Si la burguesía ha demostrado ampliamente que era totalmente incapaz de ni siquiera frenar un poco esa demencia destructora, sí ha demostrado, sin embargo, su capacidad para ocultar sus propias responsabilidades tras una multitud de tapaderas ideológicas. Se trata para ella – cuando no las ignora pura y simplemente – de presentar las calamidades ecológicas como ajenas a la esfera de las relaciones sociales capitalistas, ajenas a la lucha de clases. De ahí todas esas falsas alternativas, desde las medidas gubernamentales hasta los discursos “antimundialización” de las ONG, que tienen como objetivo oscurecer la única perspectiva que puede permitir a la humanidad salir de esta pesadilla: el derrocamiento revolucionario por la clase obrera del modo de producción capitalista.

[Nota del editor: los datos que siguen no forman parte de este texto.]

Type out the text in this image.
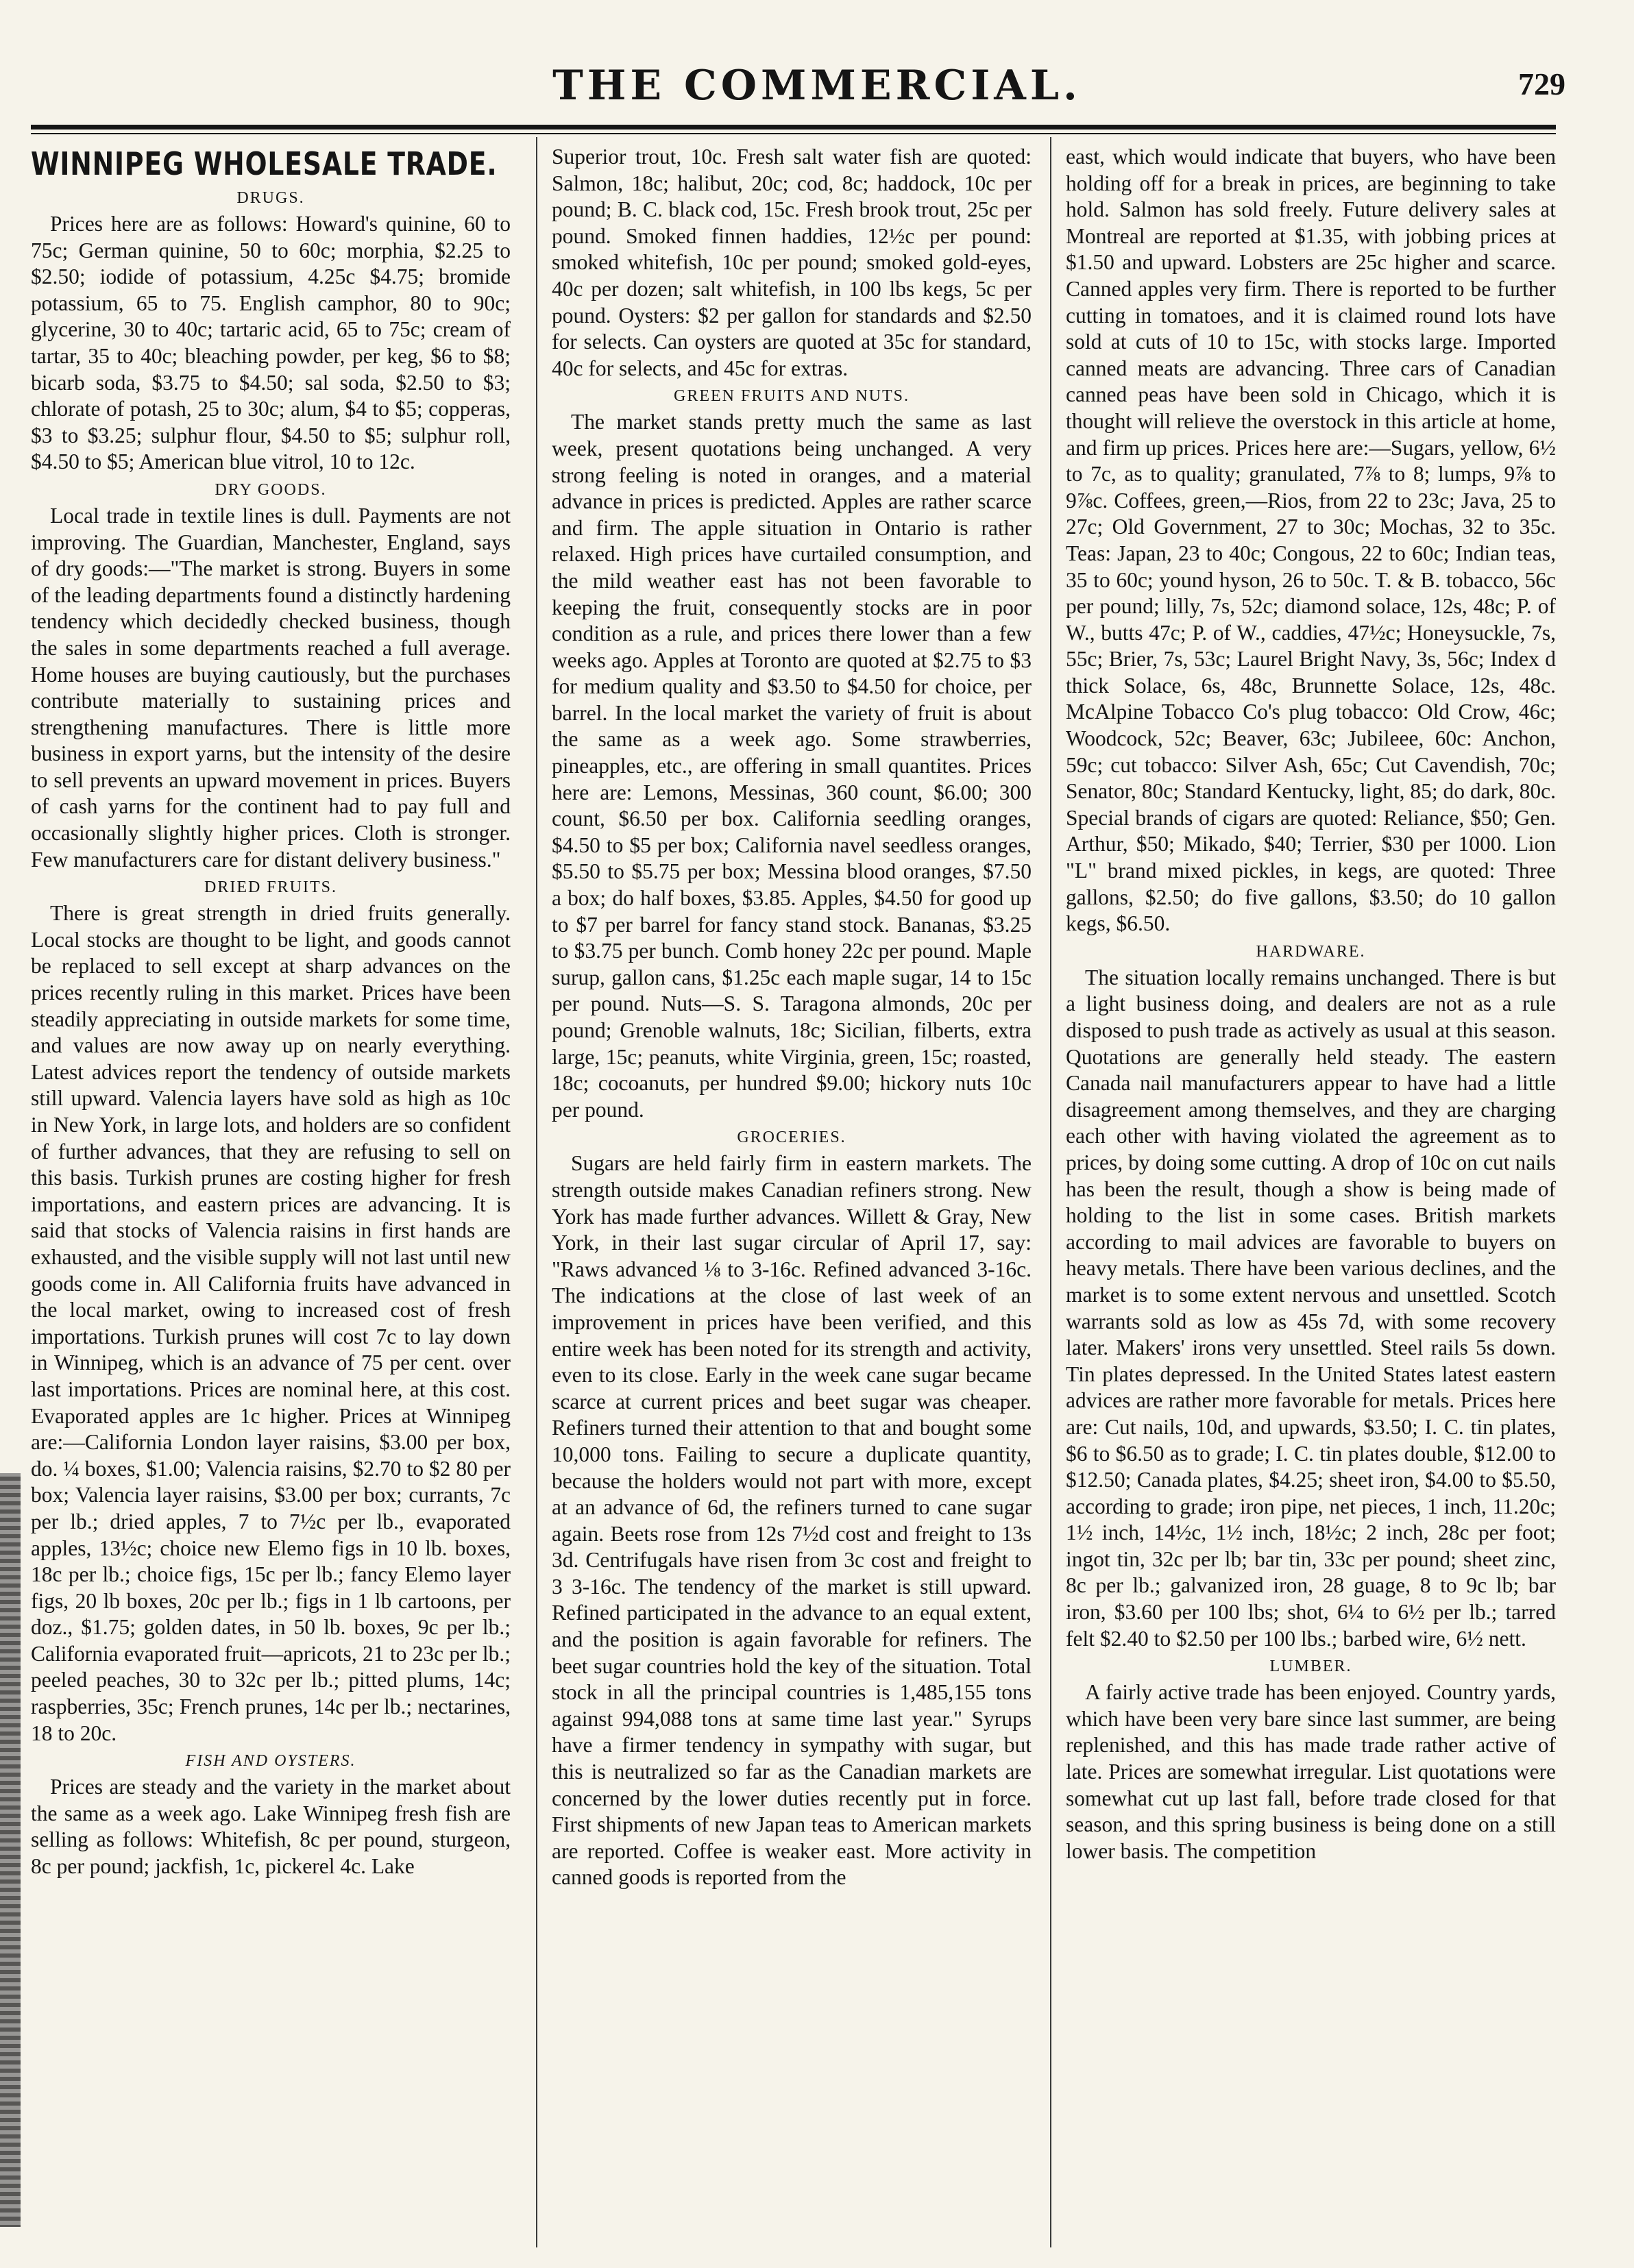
THE COMMERCIAL.	729
WINNIPEG WHOLESALE TRADE.
DRUGS.

Prices here are as follows: Howard's quinine, 60 to 75c; German quinine, 50 to 60c; morphia, $2.25 to $2.50; iodide of potassium, 4.25c $4.75; bromide potassium, 65 to 75. English camphor, 80 to 90c; glycerine, 30 to 40c; tartaric acid, 65 to 75c; cream of tartar, 35 to 40c; bleaching powder, per keg, $6 to $8; bicarb soda, $3.75 to $4.50; sal soda, $2.50 to $3; chlorate of potash, 25 to 30c; alum, $4 to $5; copperas, $3 to $3.25; sulphur flour, $4.50 to $5; sulphur roll, $4.50 to $5; American blue vitrol, 10 to 12c.

DRY GOODS.

Local trade in textile lines is dull. Payments are not improving. The Guardian, Manchester, England, says of dry goods:—"The market is strong. Buyers in some of the leading departments found a distinctly hardening tendency which decidedly checked business, though the sales in some departments reached a full average. Home houses are buying cautiously, but the purchases contribute materially to sustaining prices and strengthening manufactures. There is little more business in export yarns, but the intensity of the desire to sell prevents an upward movement in prices. Buyers of cash yarns for the continent had to pay full and occasionally slightly higher prices. Cloth is stronger. Few manufacturers care for distant delivery business."

DRIED FRUITS.

There is great strength in dried fruits generally. Local stocks are thought to be light, and goods cannot be replaced to sell except at sharp advances on the prices recently ruling in this market. Prices have been steadily appreciating in outside markets for some time, and values are now away up on nearly everything. Latest advices report the tendency of outside markets still upward. Valencia layers have sold as high as 10c in New York, in large lots, and holders are so confident of further advances, that they are refusing to sell on this basis. Turkish prunes are costing higher for fresh importations, and eastern prices are advancing. It is said that stocks of Valencia raisins in first hands are exhausted, and the visible supply will not last until new goods come in. All California fruits have advanced in the local market, owing to increased cost of fresh importations. Turkish prunes will cost 7c to lay down in Winnipeg, which is an advance of 75 per cent. over last importations. Prices are nominal here, at this cost. Evaporated apples are 1c higher. Prices at Winnipeg are:—California London layer raisins, $3.00 per box, do. ¼ boxes, $1.00; Valencia raisins, $2.70 to $2 80 per box; Valencia layer raisins, $3.00 per box; currants, 7c per lb.; dried apples, 7 to 7½c per lb., evaporated apples, 13½c; choice new Elemo figs in 10 lb. boxes, 18c per lb.; choice figs, 15c per lb.; fancy Elemo layer figs, 20 lb boxes, 20c per lb.; figs in 1 lb cartoons, per doz., $1.75; golden dates, in 50 lb. boxes, 9c per lb.; California evaporated fruit—apricots, 21 to 23c per lb.; peeled peaches, 30 to 32c per lb.; pitted plums, 14c; raspberries, 35c; French prunes, 14c per lb.; nectarines, 18 to 20c.

FISH AND OYSTERS.

Prices are steady and the variety in the market about the same as a week ago. Lake Winnipeg fresh fish are selling as follows: Whitefish, 8c per pound, sturgeon, 8c per pound; jackfish, 1c, pickerel 4c. Lake

Superior trout, 10c. Fresh salt water fish are quoted: Salmon, 18c; halibut, 20c; cod, 8c; haddock, 10c per pound; B. C. black cod, 15c. Fresh brook trout, 25c per pound. Smoked finnen haddies, 12½c per pound: smoked whitefish, 10c per pound; smoked gold-eyes, 40c per dozen; salt whitefish, in 100 lbs kegs, 5c per pound. Oysters: $2 per gallon for standards and $2.50 for selects. Can oysters are quoted at 35c for standard, 40c for selects, and 45c for extras.

GREEN FRUITS AND NUTS.

The market stands pretty much the same as last week, present quotations being unchanged. A very strong feeling is noted in oranges, and a material advance in prices is predicted. Apples are rather scarce and firm. The apple situation in Ontario is rather relaxed. High prices have curtailed consumption, and the mild weather east has not been favorable to keeping the fruit, consequently stocks are in poor condition as a rule, and prices there lower than a few weeks ago. Apples at Toronto are quoted at $2.75 to $3 for medium quality and $3.50 to $4.50 for choice, per barrel. In the local market the variety of fruit is about the same as a week ago. Some strawberries, pineapples, etc., are offering in small quantites. Prices here are: Lemons, Messinas, 360 count, $6.00; 300 count, $6.50 per box. California seedling oranges, $4.50 to $5 per box; California navel seedless oranges, $5.50 to $5.75 per box; Messina blood oranges, $7.50 a box; do half boxes, $3.85. Apples, $4.50 for good up to $7 per barrel for fancy stand stock. Bananas, $3.25 to $3.75 per bunch. Comb honey 22c per pound. Maple surup, gallon cans, $1.25c each maple sugar, 14 to 15c per pound. Nuts—S. S. Taragona almonds, 20c per pound; Grenoble walnuts, 18c; Sicilian, filberts, extra large, 15c; peanuts, white Virginia, green, 15c; roasted, 18c; cocoanuts, per hundred $9.00; hickory nuts 10c per pound.

GROCERIES.

Sugars are held fairly firm in eastern markets. The strength outside makes Canadian refiners strong. New York has made further advances. Willett & Gray, New York, in their last sugar circular of April 17, say: "Raws advanced ⅛ to 3-16c. Refined advanced 3-16c. The indications at the close of last week of an improvement in prices have been verified, and this entire week has been noted for its strength and activity, even to its close. Early in the week cane sugar became scarce at current prices and beet sugar was cheaper. Refiners turned their attention to that and bought some 10,000 tons. Failing to secure a duplicate quantity, because the holders would not part with more, except at an advance of 6d, the refiners turned to cane sugar again. Beets rose from 12s 7½d cost and freight to 13s 3d. Centrifugals have risen from 3c cost and freight to 3 3-16c. The tendency of the market is still upward. Refined participated in the advance to an equal extent, and the position is again favorable for refiners. The beet sugar countries hold the key of the situation. Total stock in all the principal countries is 1,485,155 tons against 994,088 tons at same time last year." Syrups have a firmer tendency in sympathy with sugar, but this is neutralized so far as the Canadian markets are concerned by the lower duties recently put in force. First shipments of new Japan teas to American markets are reported. Coffee is weaker east. More activity in canned goods is reported from the

east, which would indicate that buyers, who have been holding off for a break in prices, are beginning to take hold. Salmon has sold freely. Future delivery sales at Montreal are reported at $1.35, with jobbing prices at $1.50 and upward. Lobsters are 25c higher and scarce. Canned apples very firm. There is reported to be further cutting in tomatoes, and it is claimed round lots have sold at cuts of 10 to 15c, with stocks large. Imported canned meats are advancing. Three cars of Canadian canned peas have been sold in Chicago, which it is thought will relieve the overstock in this article at home, and firm up prices. Prices here are:—Sugars, yellow, 6½ to 7c, as to quality; granulated, 7⅞ to 8; lumps, 9⅞ to 9⅞c. Coffees, green,—Rios, from 22 to 23c; Java, 25 to 27c; Old Government, 27 to 30c; Mochas, 32 to 35c. Teas: Japan, 23 to 40c; Congous, 22 to 60c; Indian teas, 35 to 60c; yound hyson, 26 to 50c. T. & B. tobacco, 56c per pound; lilly, 7s, 52c; diamond solace, 12s, 48c; P. of W., butts 47c; P. of W., caddies, 47½c; Honeysuckle, 7s, 55c; Brier, 7s, 53c; Laurel Bright Navy, 3s, 56c; Index d thick Solace, 6s, 48c, Brunnette Solace, 12s, 48c. McAlpine Tobacco Co's plug tobacco: Old Crow, 46c; Woodcock, 52c; Beaver, 63c; Jubileee, 60c: Anchon, 59c; cut tobacco: Silver Ash, 65c; Cut Cavendish, 70c; Senator, 80c; Standard Kentucky, light, 85; do dark, 80c. Special brands of cigars are quoted: Reliance, $50; Gen. Arthur, $50; Mikado, $40; Terrier, $30 per 1000. Lion "L" brand mixed pickles, in kegs, are quoted: Three gallons, $2.50; do five gallons, $3.50; do 10 gallon kegs, $6.50.

HARDWARE.

The situation locally remains unchanged. There is but a light business doing, and dealers are not as a rule disposed to push trade as actively as usual at this season. Quotations are generally held steady. The eastern Canada nail manufacturers appear to have had a little disagreement among themselves, and they are charging each other with having violated the agreement as to prices, by doing some cutting. A drop of 10c on cut nails has been the result, though a show is being made of holding to the list in some cases. British markets according to mail advices are favorable to buyers on heavy metals. There have been various declines, and the market is to some extent nervous and unsettled. Scotch warrants sold as low as 45s 7d, with some recovery later. Makers' irons very unsettled. Steel rails 5s down. Tin plates depressed. In the United States latest eastern advices are rather more favorable for metals. Prices here are: Cut nails, 10d, and upwards, $3.50; I. C. tin plates, $6 to $6.50 as to grade; I. C. tin plates double, $12.00 to $12.50; Canada plates, $4.25; sheet iron, $4.00 to $5.50, according to grade; iron pipe, net pieces, 1 inch, 11.20c; 1½ inch, 14½c, 1½ inch, 18½c; 2 inch, 28c per foot; ingot tin, 32c per lb; bar tin, 33c per pound; sheet zinc, 8c per lb.; galvanized iron, 28 guage, 8 to 9c lb; bar iron, $3.60 per 100 lbs; shot, 6¼ to 6½ per lb.; tarred felt $2.40 to $2.50 per 100 lbs.; barbed wire, 6½ nett.

LUMBER.

A fairly active trade has been enjoyed. Country yards, which have been very bare since last summer, are being replenished, and this has made trade rather active of late. Prices are somewhat irregular. List quotations were somewhat cut up last fall, before trade closed for that season, and this spring business is being done on a still lower basis. The competition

Resulta claro para los revolucionarios que la causa está en la lógica productivista propia del capitalismo, como ya lo analizó Carlos Marx en El Capital: “Acumular para seguir acumulando, producir para seguir produciendo, ésa es la consigna de la economía política que proclama la misión histórica del periodo burgués. Y‑no se ha hecho la menor ilusión en‑cuanto a los dolores del parto de la‑riqueza: pero ¿ para qué sirven esos‑lamentos que no cambian nada a las‑fatalidades históricas ?” (Libro I – Cap.‑XXIV). Ahí están la lógica y el cinismo sin límites del capitalismo: la verdadera finalidad de la producción capitalista está en la acumulación del capital y no en la satisfacción de las necesidades humanas. Importa poco entonces el destino del planeta, de la humanidad y menos aún el de la clase obrera. Con la saturación global de los mercados, que se hizo efectiva en 1914, el capitalismo entró en su fase de decadencia. O sea que la acumulación del capital se ha vuelto cada día más conflictiva, más convulsiva. Desde entonces, “la destrucción del medio ambiente adquiere otra dimensión y otra cualidad […] Estamos en una época en la que todas las naciones capitalistas están obligadas a competir entre sí dentro de un mercado supersaturado, una época, en consecuencia, de permanente economía de guerra, con un crecimiento desproporcionado de la industria pesada. Una época caracterizada por la irracionalidad, por la multiplicación inútil de complejos industriales en cada unidad nacional, […] la aparición de megalópolis […] el desarrollo de tipos de agricultura que han sido tan dañinas ecológicamente como la mayoría de los tipos de industria” (Revista internacional no 63). Esta tendencia ha dado un salto al entrar el capitalismo en la fase terminal de su decadencia, la de la descomposición, que caracteriza desde hace unos veinte años la putrefacción de raíz del sistema en la medida en que ni el proletariado ni la burguesía han logrado hasta ahora imponer su solución, o sea, revolución proletaria o guerra generalizada.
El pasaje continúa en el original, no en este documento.